The 5th Amendment of the U.S. Constitution has what is referred to as the “Eminent Domain Clause.” This provision gives governmental entities the right to take privately owned property, including land, and convert it to public use, subject to reasonable compensation. The key concepts are “public use” and “reasonable compensation.”
Eminent domain is a power that is normally reserved for use when a governmental entity needs property in order to perform an essential function, such as building a road, and occasionally for other beneficial purposes such as urban redevelopment.
Government’s power of eminent domain can be abused, however. And we believe that Nashua has clearly overreached its authority in this instance.
The city is not only attempting to take the company’s waterworks inside the boundaries of Nashua, but also laying claim to Pennichuck subsidiaries that provide water service outside of Nashua through systems that are entirely unconnected to the one serving the city.
In this instance, the power of eminent domain is not being used for any overriding public benefit, but to block a legitimate business decision made by Pennichuck’s board of directors to merge with another company. City leaders have essentially admitted as much.
Trying to take over Pennichuck is clearly bad public policy.
If the utility were poorly run, or did not adequately invest in infrastructure, or was in some way an impediment to the community’s economic vitality, or its rates were way out of line, then perhaps a legitimate case could be made that acquisition of the company for “public use” would be appropriate.

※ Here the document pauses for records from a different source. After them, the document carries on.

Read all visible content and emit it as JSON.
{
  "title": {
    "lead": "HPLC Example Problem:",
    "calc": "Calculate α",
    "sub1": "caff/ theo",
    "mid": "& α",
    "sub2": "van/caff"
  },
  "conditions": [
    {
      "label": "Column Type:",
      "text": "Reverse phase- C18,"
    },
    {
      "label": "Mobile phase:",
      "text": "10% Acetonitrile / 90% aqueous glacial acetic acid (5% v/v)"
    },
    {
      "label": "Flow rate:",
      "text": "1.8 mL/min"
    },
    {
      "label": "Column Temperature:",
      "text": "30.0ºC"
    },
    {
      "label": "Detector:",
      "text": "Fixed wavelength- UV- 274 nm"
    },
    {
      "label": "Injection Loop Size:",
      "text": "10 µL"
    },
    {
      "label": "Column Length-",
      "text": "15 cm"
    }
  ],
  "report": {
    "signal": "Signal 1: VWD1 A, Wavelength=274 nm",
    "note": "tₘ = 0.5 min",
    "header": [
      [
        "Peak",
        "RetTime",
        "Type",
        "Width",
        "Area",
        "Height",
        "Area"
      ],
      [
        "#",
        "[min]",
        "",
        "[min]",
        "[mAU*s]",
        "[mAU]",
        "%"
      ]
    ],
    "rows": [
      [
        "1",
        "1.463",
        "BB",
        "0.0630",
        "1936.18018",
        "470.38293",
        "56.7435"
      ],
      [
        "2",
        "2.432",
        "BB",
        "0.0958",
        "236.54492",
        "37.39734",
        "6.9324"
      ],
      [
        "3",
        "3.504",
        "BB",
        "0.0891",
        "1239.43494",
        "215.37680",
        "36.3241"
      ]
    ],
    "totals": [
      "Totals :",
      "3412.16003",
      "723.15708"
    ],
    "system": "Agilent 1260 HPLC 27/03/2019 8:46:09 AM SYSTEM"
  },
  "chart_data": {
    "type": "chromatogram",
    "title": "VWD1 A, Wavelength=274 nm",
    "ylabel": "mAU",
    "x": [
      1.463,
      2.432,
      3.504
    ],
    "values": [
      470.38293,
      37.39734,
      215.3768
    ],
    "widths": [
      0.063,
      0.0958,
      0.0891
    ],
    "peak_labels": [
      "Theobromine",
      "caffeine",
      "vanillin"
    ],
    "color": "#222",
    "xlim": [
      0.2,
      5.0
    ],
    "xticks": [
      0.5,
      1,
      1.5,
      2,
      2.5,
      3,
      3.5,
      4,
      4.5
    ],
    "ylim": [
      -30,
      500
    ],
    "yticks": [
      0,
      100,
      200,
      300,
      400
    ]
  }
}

However, that is not the case. No one has accused Pennichuck of poor service, prices that are out of line or of delivering an inferior or unsafe product to its customers. In fact, even Nashua’s leaders concede that the company is doing a good job. The real issue is that some people in the city don’t like the idea of their water company being owned by an out-of-state interest. Of course, they overlook the fact that Pennichuck itself is already owned by a publicly traded holding company whose shareholders reside throughout the country.
Using Nashua’s logic, the mayor and aldermen in Manchester could threaten to acquire PSNH’s entire statewide assets by eminent domain, or those of any of New Hampshire’s gas companies for that matter. These companies are all owned by corporations whose headquarters are out of state.
Emotionally we may not like a change in ownership of our bank or our telephone company, but over time we build a relationship with the new company. Most of the time we don’t see much change in the product or service we receive as a customer. Often, the cost of providing service is held in check by such mergers. The name changes. Life goes on.
The prospect of Nashua taking all of the utility assets of a company that provides water service throughout the southern tier of the state and into central New Hampshire and the Seacoast is obviously ridiculous. Government seizure of private businesses isn’t viewed favorably in the USA.
We expect that the courts and the New Hampshire Public Utilities Commission will agree in Pennichuck’s case. Nashua’s efforts are nothing more than a hostile takeover bid trying to disguise itself as legitimate public policy.
John Crosier is president and chief executive officer of the Business & Industry Association of New Hampshire.